Fuses and antifuses are common components in conventional integrated circuits. Fuses are commonly formed from a metal or polycide layer which is narrowed down in the region of the fuse. Fuses are then typically blown by applying a voltage or laser to heat the metal or polycide above a melting point, causing the fuse to open and the conductive link. In contrast, an antifuse is a circuit element that is normally open circuited until it is programmed, at which point the antifuse assumes a relatively low resistance. Conventional antifuses are similar in construction to capacitors in that they include a pair of conductive plates separated from each other by a dielectric or insulator. Antifuses are typically characterized by the nature of the dielectric which may be, for example, oxide or nitride. Antifuses are programmed or blown by applying a differential voltage between the plates that is sufficient to break down the dielectric thereby causing the plates to electrically contact each other.

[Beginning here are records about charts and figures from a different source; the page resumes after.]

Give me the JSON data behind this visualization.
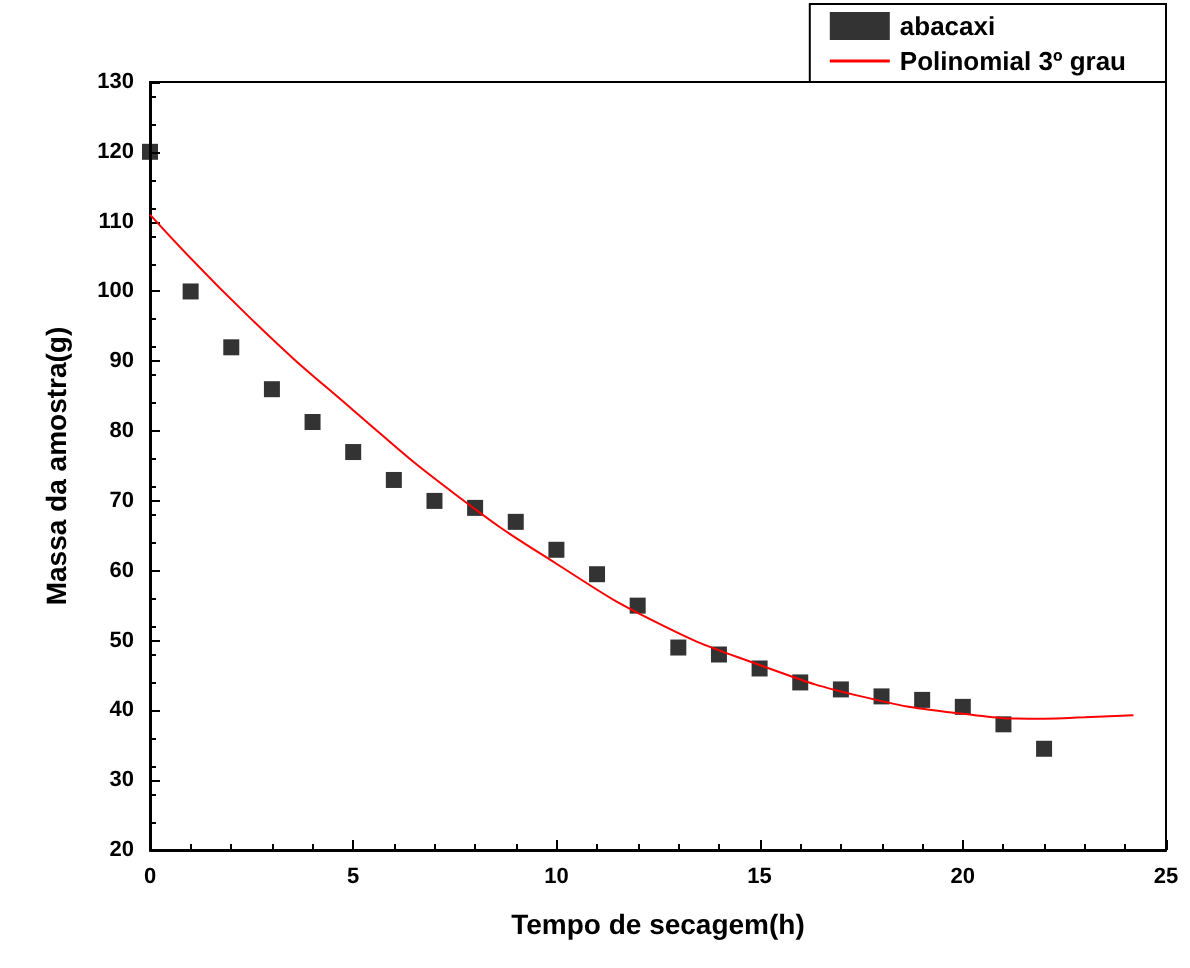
{
  "chart_data": {
    "type": "scatter",
    "xlabel": "Tempo de secagem(h)",
    "ylabel": "Massa da amostra(g)",
    "xlim": [
      0,
      25
    ],
    "xticks": [
      0,
      5,
      10,
      15,
      20,
      25
    ],
    "ylim": [
      20,
      130
    ],
    "yticks": [
      20,
      30,
      40,
      50,
      60,
      70,
      80,
      90,
      100,
      110,
      120,
      130
    ],
    "legend": "top right",
    "series": [
      {
        "name": "abacaxi",
        "marker": "square",
        "color": "#000000",
        "x": [
          0,
          1,
          2,
          3,
          4,
          5,
          6,
          7,
          8,
          9,
          10,
          11,
          12,
          13,
          14,
          15,
          16,
          17,
          18,
          19,
          20,
          21,
          22
        ],
        "values": [
          120,
          100,
          92,
          86,
          81.3,
          77,
          73,
          70,
          69,
          67,
          63,
          59.5,
          55,
          49,
          48,
          46,
          44,
          43,
          42,
          41.5,
          40.5,
          38,
          34.5
        ]
      },
      {
        "name": "Polinomial 3º grau",
        "type": "line",
        "color": "#ff0000",
        "marker": "none",
        "line_style": "solid",
        "x": [
          0,
          2.5,
          5,
          7.5,
          10,
          12.5,
          15,
          17.5,
          20,
          22,
          23,
          24.2
        ],
        "values": [
          111,
          96,
          83,
          71,
          61,
          52.5,
          46.5,
          42,
          39.5,
          38.8,
          39,
          39.3
        ]
      }
    ]
  }
}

Fuses and antifuses are used in a variety of applications. One such application is to selectively enable certain features of integrated circuits. For example, semiconductor devices are often designed to be operated in multiple modes of operation, with the specific mode of operation programmed after the fabrication of the device has been completed. One method for programming the device is through the use of a fuse or antifuse. More commonly, however, fuses and antifuses are used to perform repairs of integrated circuits, such as in redundancy technology. Repairs of integrated circuits are typically accomplished by blowing the appropriate fuses or antifuses to signal defective portions of the integrated circuit that they should be replaced with redundant circuits. For example, a defective row of memory cells in the array of a dynamic random access memory (DRAM) devices can be replaced with a redundant row of cells provided for that purpose. As demonstrated by this example, redundancy technology can be used to improve the fabrication yield of high-density memory devices, such as DRAM and static random access memory (SRAM) devices, by replacing failed memory cells with spare ones using redundant circuitry activated by programming the fuses or antifuses.
As previously discussed, antifuses are similar in structure to semiconductor capacitors. Consequently, the fabrication of antifuses can be easily integrated into conventional DRAM device fabrication processes, since, as well known in the art, DRAM devices rely on semiconductor capacitors to store data. However, in devices where capacitors are not typically formed, such as in SRAM devices, integrating the fabrication of antifuses into the conventional process flow is difficult. As a result, fuses are used typically used in SRAM devices rather than antifuses.
Although fuses have been used extensively in semiconductor devices, antifuses provide several advantages over their fuse counterparts. For example, one advantage with antifuses is the ease of programming while the device is on a tester, as opposed to fuses, where the wafers must be transferred to a laser trimmer. Not only does the laser trimming process add time to the entire process, the additional step introduces another point in the process at which catastrophic mistakes can occur. For example, wafers of a lot can be accidentally trimmed using the fuse trimming profile of another lot, or wafers can be rearranged within a lot such that the reordered wafers are trimmed using the incorrect fuse trimming profile. These types of errors typically result in scrapping the mistrimmed wafers.
Additionally, as the size of semiconductor devices decreases, using lasers to blow fuses has become more difficult. That is, as semiconductor devices decrease in size and the degree of integration increases, the critical dimensions, including fuse pitch, become smaller. The availability of lasers suitable to blow the fuse becomes limited since the diameter of the laser beam should not be smaller than the fuse pitch. Thus, the fuse pitch, and the size of semiconductor devices, becomes dictated by minimum diameter of laser beams obtainable by current laser technology.
Moreover, another disadvantage with employing fuses instead of antifuses is related to conventional fuse fabrication processes. As previously discussed, conventional fuse fabrication processes typically form fuses from a polycide layer, which is deposited early in the fabrication process of the device. That is, the polycide layer from which fuses are formed is covered by multiple layers that are formed later in the processing of the device. For semiconductor devices having multiple levels of metallization, such as in SRAM devices, it is becoming very difficult to etch down through the multiple layers of oxide between the levels of metallization to expose the polycide fuses. If the oxide is not sufficiently etched, the fuses may not be completely blown by the laser trimmer, which typically results in malfunction of the device.
Therefore, there is a need for an antifuse structure and method for forming the same that can be integrated into the fabrication processes for devices that typically do not include the formation of semiconductor capacitors.